A sigh exhaled from her lungs as she nodded, unable to find words. He groaned a low, rumbling groan, undulating harder against her between her splayed thighs, taking her cue and running with it. Her hand palmed his rear, so tight and firm, and God she’d always loved his ass, the way his jeans hugged it, rode low enough that when he was shirtless those stomach ligaments teased down beneath the waistband like sinuous trails signposting the goods behind his fly.
He was hard, aroused. She could feel the bulge behind his fly throbbing with steady surges of blood, a palm splayed across her lumbar to cinch her tightly against him. His body, so broad, so protective. His mouth moved over hers so wildly, teeth and lips gnashed against teeth and lips, her needy moans and his spiraling groans played a harmony in her ears as she tasted the flavor of his tongue and breathed in the earthy scent of his hot skin. He rolled into her, mimicking loving, as if his leash of control was about to snap, and she only encouraged it further. Her hands dragged up his chest, down his chest, under his shirt and across his tight, hot skin. He hissed against her lips.
“I can’t believe you’re here, that I’m doing this with you,” she whined, tugging at his shirt as if she wished to tear it off, fumbling with his belt buckle as his hands tangled madly with the drawstring of her scrubs and more guttural groans tore out of his throat.
What the hell were they doing? In her clinic, no less? Still, she didn’t care, only cared about touching him. Felt his hands slips beneath her loosed drawstring, felt the zipper of his fly vibrate on her fingers as she dragged it down, slipped them within, felt the thickened, heavy heat of his shaft and jewels, mewed needily as he dragged his fingertips along the sensitive seams of her skin against her panty line as he moaned nearly helplessly at her hand wrapping around him.
He groaned, tore his lips away, muttered something about his glove box, chest heaving up and down as he rested his forehead to hers. “God, Sky, God, baby, I’m fucking crazy about you and I wanna make every bad decision right here right now,” he rumbled, husky, mashed words against her lips and jaw. “But I don’t have any protection—”

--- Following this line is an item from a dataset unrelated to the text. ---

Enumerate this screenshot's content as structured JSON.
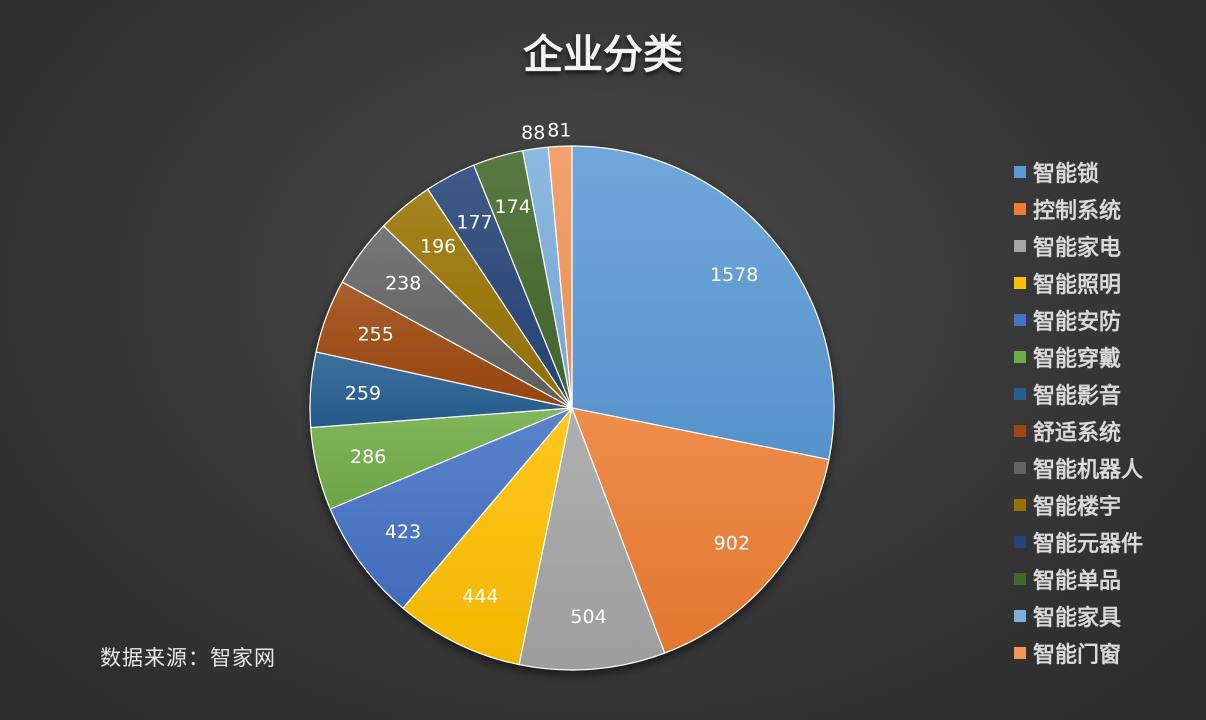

She yanked back. Eyes pinched shut as the phone wrang. Hospital beds; IVs in her arm; and the doctor’s careful, sympathetic words imparting the news of her loss. God, the memories paraded through her mind. This heat in her belly… She knew what happened when she and Travis burned through hormones like a rig burning diesel, and it couldn’t happen again without a condom. She inhaled sharply, fingers still clenching Trav’s T-shirt, stretching the cotton, her forehead falling to his chest that heaved up and down in tandem with hers.
The phone, still ringing, finally stopped.
Three text messages then hit her cell, vibrating at her hip where the phone was clipped.
“What is it, baby?” he whispered hoarsely, concern etched into his brow as he gave her the look as she dared to unpinch her eyes. His lips were wet and reddened from the onslaught of pent-up emotions and his grip alongside her head firm, the other slipped free from her scrubs, easing the pressure of her splayed thighs pressed against his unmistakable, desperate erection. He dusted random kisses on her cheek and ear.
The phone started ringing again. “It’s probably Judy-Lynn seeing my missed calls, is all.”
“Naw, that ain’t why you pulled back. What’s wrong, what’d I do?”
Nothing. He’d done nothing wrong in this moment—except crash through the dam holding everything at bay for so long.
“We can’t kiss this all away, Trav,” she breathed in puffs as her lungs still labored. God, his hips were still rammed between her thighs and her boots still locked over his ass of their own volition because while her brain knew better, her body apparently hadn’t gotten the memo. “I’m not the same girl. I’m never gonna be the same girl.”